Before reading any further, stop and ask yourself: what is the purpose of the Princeton University Archives? Is it to preserve pieces of Princeton’s past for posterity? Or is it to provide reference assistance to researchers, including students who consult senior theses? Or, is the purpose to collect new records that are created today?

First Charter in Board of Trustees Minutes

Charter of the College of New Jersey, in Board of Trustees Minutes, Vol. 1. (Board of Trustees Records (AC120). See the first 8 volumes of the Board of Trustees Minutes in the Princeton University Digital Library (PUDL).

Actually, the University Archives serves all three of those functions. I break down our tasks as archivists to this: select, save, and serve. The focus on gathering records of student activism connects directly to our first function, which is to select historical materials. Ellen Swain, a professor and archivist at the University of Illinois, argues in a 2004 article that archivists must engage students through innovate outreach not just to provide better reference assistance (serve) but also to view students as creators of historical records (selection). Swain’s quotation of the historian Frederick Rudolf is especially relevant:

“Students…are the most creative and imaginative force in the shaping of the American college and university.”

If you accept Rudolf’s claim, rendering an accurate historical portrayal of our campus becomes improbable without records created by students and for students. Sharpening the lens of that student experience onto activism highlights the pathbreaking work many Princeton students lead locally as well as internationally. In a sense, ASAP is simply a response to an extended tradition of Princeton students using activism to enhance the lived experiences of fellow Princetonians and the general public.

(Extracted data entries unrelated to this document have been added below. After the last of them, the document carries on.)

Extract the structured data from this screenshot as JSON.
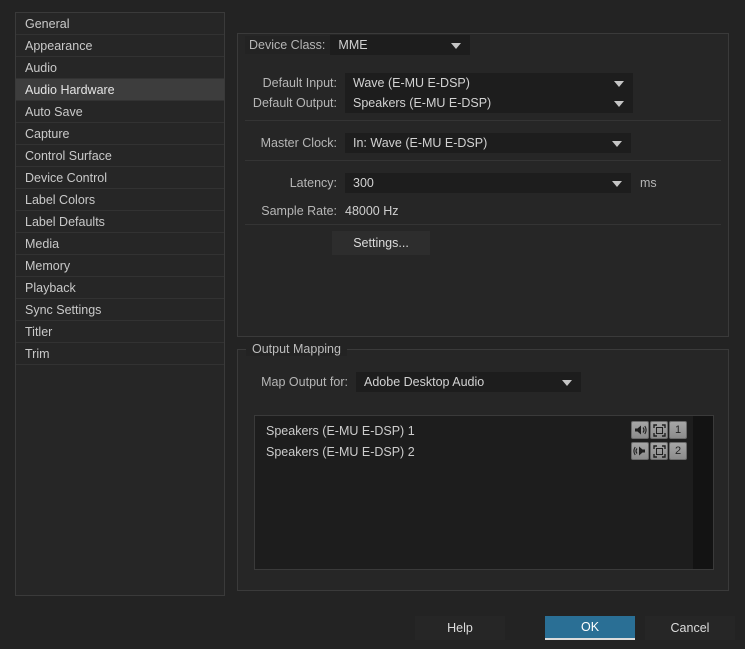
{
  "sidebar": {
    "items": [
      {
        "label": "General",
        "selected": false
      },
      {
        "label": "Appearance",
        "selected": false
      },
      {
        "label": "Audio",
        "selected": false
      },
      {
        "label": "Audio Hardware",
        "selected": true
      },
      {
        "label": "Auto Save",
        "selected": false
      },
      {
        "label": "Capture",
        "selected": false
      },
      {
        "label": "Control Surface",
        "selected": false
      },
      {
        "label": "Device Control",
        "selected": false
      },
      {
        "label": "Label Colors",
        "selected": false
      },
      {
        "label": "Label Defaults",
        "selected": false
      },
      {
        "label": "Media",
        "selected": false
      },
      {
        "label": "Memory",
        "selected": false
      },
      {
        "label": "Playback",
        "selected": false
      },
      {
        "label": "Sync Settings",
        "selected": false
      },
      {
        "label": "Titler",
        "selected": false
      },
      {
        "label": "Trim",
        "selected": false
      }
    ]
  },
  "device_group": {
    "device_class": {
      "label": "Device Class:",
      "value": "MME"
    },
    "default_input": {
      "label": "Default Input:",
      "value": "Wave (E-MU E-DSP)"
    },
    "default_output": {
      "label": "Default Output:",
      "value": "Speakers (E-MU E-DSP)"
    },
    "master_clock": {
      "label": "Master Clock:",
      "value": "In: Wave (E-MU E-DSP)"
    },
    "latency": {
      "label": "Latency:",
      "value": "300",
      "unit": "ms"
    },
    "sample_rate": {
      "label": "Sample Rate:",
      "value": "48000 Hz"
    },
    "settings_button": "Settings..."
  },
  "output_mapping": {
    "legend": "Output Mapping",
    "map_output_for": {
      "label": "Map Output for:",
      "value": "Adobe Desktop Audio"
    },
    "channels": [
      {
        "name": "Speakers (E-MU E-DSP) 1",
        "number": "1",
        "speaker_icon": "speaker-left-icon",
        "frame_icon": "channel-frame-icon"
      },
      {
        "name": "Speakers (E-MU E-DSP) 2",
        "number": "2",
        "speaker_icon": "speaker-right-icon",
        "frame_icon": "channel-frame-icon"
      }
    ]
  },
  "footer": {
    "help": "Help",
    "ok": "OK",
    "cancel": "Cancel"
  },
  "colors": {
    "accent": "#2a6f95",
    "panel": "#262626",
    "background": "#232323",
    "field": "#1d1d1d",
    "selection": "#3d3d3d"
  }
}
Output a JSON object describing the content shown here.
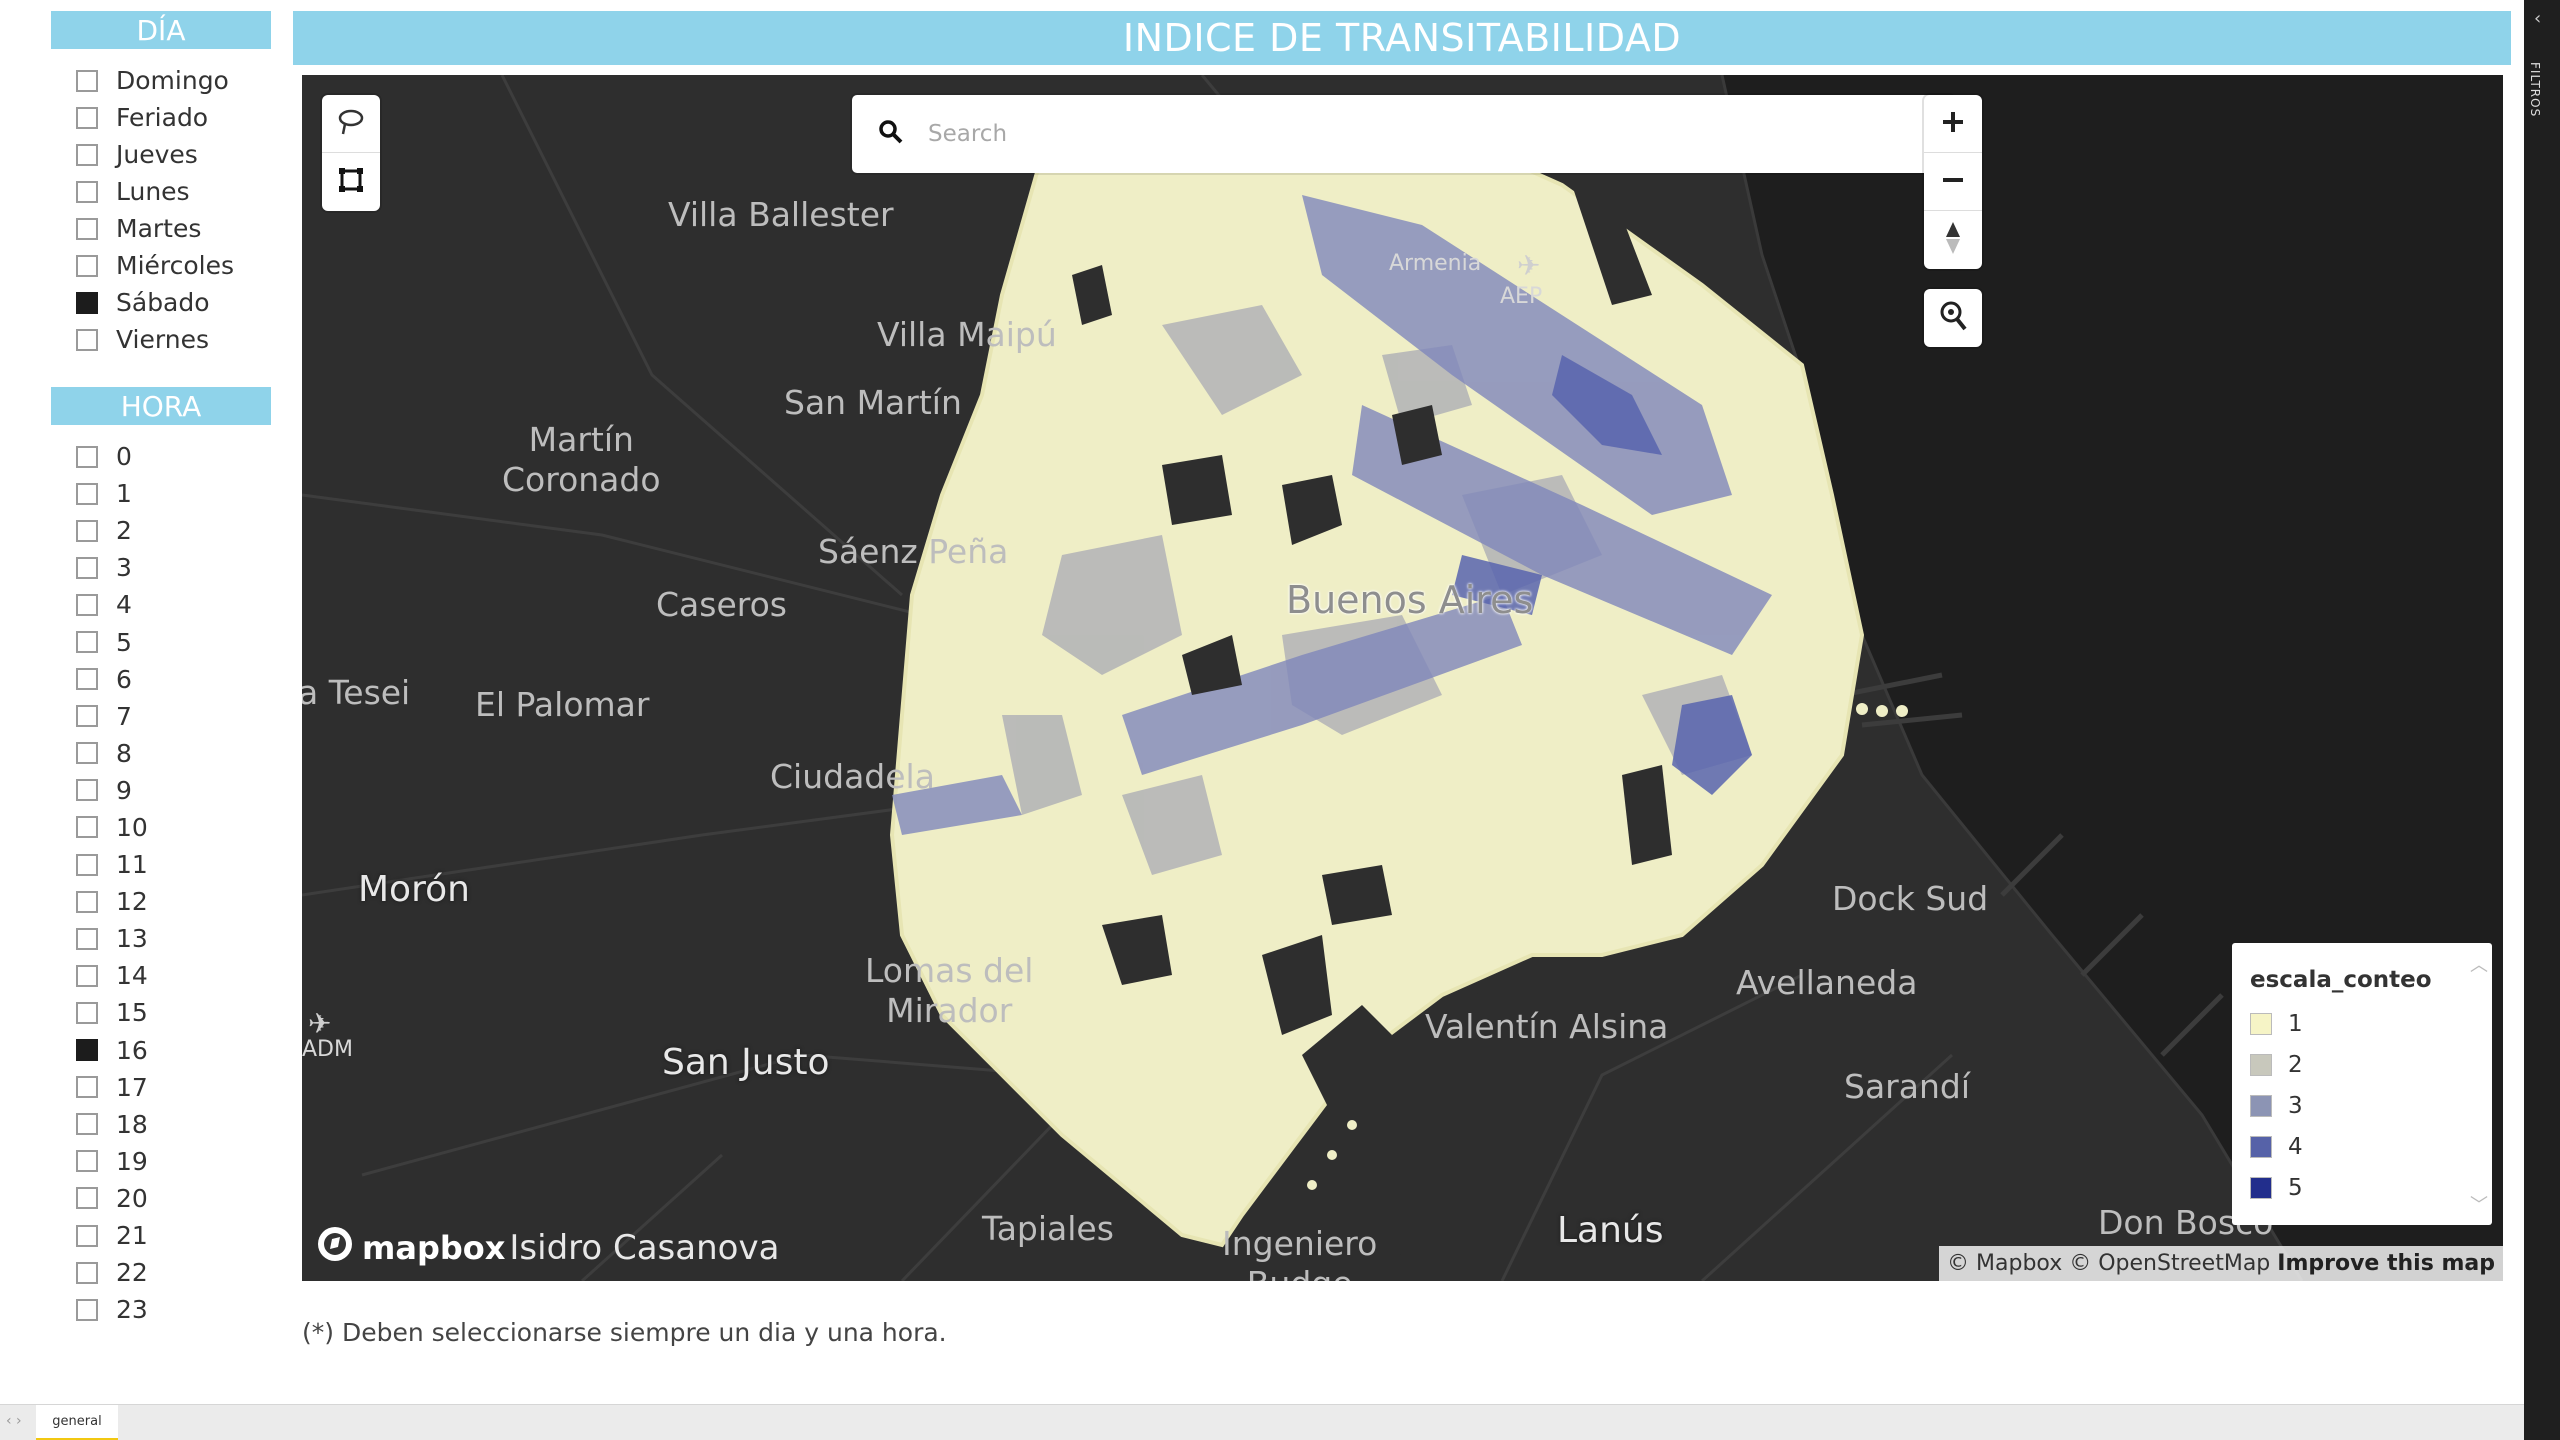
{
  "day_filter": {
    "header": "DÍA",
    "items": [
      {
        "label": "Domingo",
        "checked": false
      },
      {
        "label": "Feriado",
        "checked": false
      },
      {
        "label": "Jueves",
        "checked": false
      },
      {
        "label": "Lunes",
        "checked": false
      },
      {
        "label": "Martes",
        "checked": false
      },
      {
        "label": "Miércoles",
        "checked": false
      },
      {
        "label": "Sábado",
        "checked": true
      },
      {
        "label": "Viernes",
        "checked": false
      }
    ]
  },
  "hour_filter": {
    "header": "HORA",
    "items": [
      {
        "label": "0",
        "checked": false
      },
      {
        "label": "1",
        "checked": false
      },
      {
        "label": "2",
        "checked": false
      },
      {
        "label": "3",
        "checked": false
      },
      {
        "label": "4",
        "checked": false
      },
      {
        "label": "5",
        "checked": false
      },
      {
        "label": "6",
        "checked": false
      },
      {
        "label": "7",
        "checked": false
      },
      {
        "label": "8",
        "checked": false
      },
      {
        "label": "9",
        "checked": false
      },
      {
        "label": "10",
        "checked": false
      },
      {
        "label": "11",
        "checked": false
      },
      {
        "label": "12",
        "checked": false
      },
      {
        "label": "13",
        "checked": false
      },
      {
        "label": "14",
        "checked": false
      },
      {
        "label": "15",
        "checked": false
      },
      {
        "label": "16",
        "checked": true
      },
      {
        "label": "17",
        "checked": false
      },
      {
        "label": "18",
        "checked": false
      },
      {
        "label": "19",
        "checked": false
      },
      {
        "label": "20",
        "checked": false
      },
      {
        "label": "21",
        "checked": false
      },
      {
        "label": "22",
        "checked": false
      },
      {
        "label": "23",
        "checked": false
      }
    ]
  },
  "title": "INDICE DE TRANSITABILIDAD",
  "map": {
    "search_placeholder": "Search",
    "places": {
      "villa_ballester": "Villa Ballester",
      "villa_maipu": "Villa Maipú",
      "san_martin": "San Martín",
      "martin_coronado": "Martín\nCoronado",
      "saenz_pena": "Sáenz Peña",
      "caseros": "Caseros",
      "tesei": "a Tesei",
      "el_palomar": "El Palomar",
      "ciudadela": "Ciudadela",
      "moron": "Morón",
      "lomas_del_mirador": "Lomas del\nMirador",
      "san_justo": "San Justo",
      "tapiales": "Tapiales",
      "ingeniero_budge": "Ingeniero\nBudge",
      "isidro_casanova": "Isidro Casanova",
      "lanus": "Lanús",
      "valentin_alsina": "Valentín Alsina",
      "avellaneda": "Avellaneda",
      "dock_sud": "Dock Sud",
      "sarandi": "Sarandí",
      "don_bosco": "Don Bosco",
      "buenos_aires": "Buenos Aires",
      "armenia": "Armenia",
      "aep": "AEP",
      "adm": "ADM"
    },
    "legend": {
      "title": "escala_conteo",
      "items": [
        {
          "label": "1",
          "color": "#f6f4c6"
        },
        {
          "label": "2",
          "color": "#c8c8bc"
        },
        {
          "label": "3",
          "color": "#8c94b4"
        },
        {
          "label": "4",
          "color": "#5662a8"
        },
        {
          "label": "5",
          "color": "#222e8c"
        }
      ]
    },
    "brand": "mapbox",
    "attribution": {
      "mapbox": "© Mapbox",
      "osm": "© OpenStreetMap",
      "improve": "Improve this map"
    }
  },
  "footnote": "(*) Deben seleccionarse siempre un dia y una hora.",
  "filters_pane_label": "FILTROS",
  "tab": "general"
}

Those efforts justify, I think, a good case for students donating their records of activism to the University Archives. You matter. Your experience matters. Your activism matters. Researchers use archival records for a number of reasons; to write papers or books, to produce films, or to complete genealogy. Investing in the University Archives with donations of your records places yourself and your work in the genealogy of the Princeton tradition, which of course means different things to different people. That diversity of perspective strengthens the University and enriches its traditions. The records you or your organization create–the meeting notes, the membership lists, the photographs, the emails–will be the raw evidence future Princetonians and researchers use to understand that experience. More immediately, depositing these records provides a direct benefit to the causes you or your organization champion by enabling future you’s at the U a chance to access essential information about the things you’re doing today. Are you concerned about privacy and confidentiality of these records? That’s normal. We can embargo (restrict) access to records deposited via ASAP for up to 20 years.

As I’ve explained on this blog before, my role at the University is to ensure that its born-digital archival records are around and readable years into the future. The University Archives is proactively collecting these records as soon as possible (ASAP) precisely because the luxury of waiting 20 years to collect them is a thing of the past for archivists. The fragile and volatile nature of digital information doesn’t afford us (or you) the chance to gather these Google docs, Dropbox files, or iPhone videos decades from now because operating systems evolve, storage limits vary, and file formats progress. With technology, one constant guarantee is change, so the University Archives must keep pace with that. You, too, are making changes at Princeton and across the world through your activism. It’s history before our eyes, and ASAP is one small attempt to make sure that these histories aren’t lost to, well, history. You can change that, and judging by your record, I’m confident you will.